Erste Beratung der Bundesregierung, Einzelplan 16 (Umwelt, Naturschutz und nukleare Sicherheit)
Dr. Nina Scheer (SPD):
Sehr geehrte Präsidentin! Meine lieben Kolleginnen und Kollegen! Ich möchte eigentlich direkt anknüpfen an das – das macht lebendigen Parlamentarismus ja auch aus -, was meine Vorrednerin gerade ausgeführt hat.
(Lisa Badum (BÜNDNIS 90/DIE GRÜNEN): Gerne!)

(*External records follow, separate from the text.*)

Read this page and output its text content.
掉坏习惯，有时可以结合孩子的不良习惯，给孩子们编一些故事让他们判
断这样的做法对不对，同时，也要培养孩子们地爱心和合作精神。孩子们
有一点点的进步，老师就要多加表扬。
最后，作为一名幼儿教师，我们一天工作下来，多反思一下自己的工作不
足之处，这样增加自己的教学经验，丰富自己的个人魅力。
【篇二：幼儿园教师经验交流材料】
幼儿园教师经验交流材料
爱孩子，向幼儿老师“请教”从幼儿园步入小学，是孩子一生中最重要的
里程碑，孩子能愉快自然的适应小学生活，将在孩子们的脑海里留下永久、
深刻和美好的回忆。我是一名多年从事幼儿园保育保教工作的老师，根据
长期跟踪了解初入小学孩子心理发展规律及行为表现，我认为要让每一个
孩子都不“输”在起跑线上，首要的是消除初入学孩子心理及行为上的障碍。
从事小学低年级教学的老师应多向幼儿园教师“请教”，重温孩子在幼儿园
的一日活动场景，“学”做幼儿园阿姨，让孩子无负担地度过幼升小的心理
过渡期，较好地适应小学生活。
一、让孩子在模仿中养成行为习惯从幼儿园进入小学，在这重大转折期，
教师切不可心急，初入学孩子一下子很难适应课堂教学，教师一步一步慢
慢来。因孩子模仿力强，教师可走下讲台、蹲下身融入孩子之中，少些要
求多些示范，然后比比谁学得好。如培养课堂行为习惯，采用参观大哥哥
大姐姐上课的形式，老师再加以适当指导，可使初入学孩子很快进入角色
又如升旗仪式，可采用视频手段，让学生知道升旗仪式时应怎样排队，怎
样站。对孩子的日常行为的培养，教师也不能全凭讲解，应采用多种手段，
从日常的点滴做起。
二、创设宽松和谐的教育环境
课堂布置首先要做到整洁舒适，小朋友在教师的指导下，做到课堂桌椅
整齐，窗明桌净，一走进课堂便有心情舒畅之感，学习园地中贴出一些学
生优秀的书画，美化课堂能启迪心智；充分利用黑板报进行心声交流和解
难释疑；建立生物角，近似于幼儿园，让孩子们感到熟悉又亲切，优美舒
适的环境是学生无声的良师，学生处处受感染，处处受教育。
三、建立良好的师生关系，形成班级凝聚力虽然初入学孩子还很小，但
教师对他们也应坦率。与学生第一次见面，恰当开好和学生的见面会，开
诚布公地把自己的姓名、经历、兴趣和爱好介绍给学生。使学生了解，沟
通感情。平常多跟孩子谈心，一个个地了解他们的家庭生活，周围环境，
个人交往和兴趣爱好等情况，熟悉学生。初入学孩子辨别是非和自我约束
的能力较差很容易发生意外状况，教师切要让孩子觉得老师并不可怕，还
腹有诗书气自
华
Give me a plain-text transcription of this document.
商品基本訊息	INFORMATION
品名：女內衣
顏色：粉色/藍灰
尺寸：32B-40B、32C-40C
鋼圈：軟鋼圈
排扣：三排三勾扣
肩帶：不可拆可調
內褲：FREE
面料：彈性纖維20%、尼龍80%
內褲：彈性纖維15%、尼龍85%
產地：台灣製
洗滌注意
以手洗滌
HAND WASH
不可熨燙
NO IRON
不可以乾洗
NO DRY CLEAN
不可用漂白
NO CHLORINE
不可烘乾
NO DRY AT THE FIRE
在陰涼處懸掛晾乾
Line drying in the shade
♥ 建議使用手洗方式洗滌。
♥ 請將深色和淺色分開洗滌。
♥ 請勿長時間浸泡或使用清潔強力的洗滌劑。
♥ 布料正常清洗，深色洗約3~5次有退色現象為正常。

Denn es ist, glaube ich, ein verbreiteter Irrglaube, dass mehr Klimaschutz immer nur bedeutet, auf das hinzuweisen, was man alles noch nicht hat. Vielmehr müssen wir darauf schauen: Was ist in der Vergangenheit gut gelaufen, und was wird verkannt?
(Beifall bei der SPD sowie bei Abgeordneten der CDU/CSU)
Meines Erachtens wird das manchmal ganz gezielt eingesetzt. Da muss ich jetzt – selbst wenn Sie, Frau Dött, gerade geklatscht haben – auch mit uns in der Koalition ein bisschen kritisch umgehen.
(Marie-Luise Dött (CDU/CSU): Ich kann das ab!)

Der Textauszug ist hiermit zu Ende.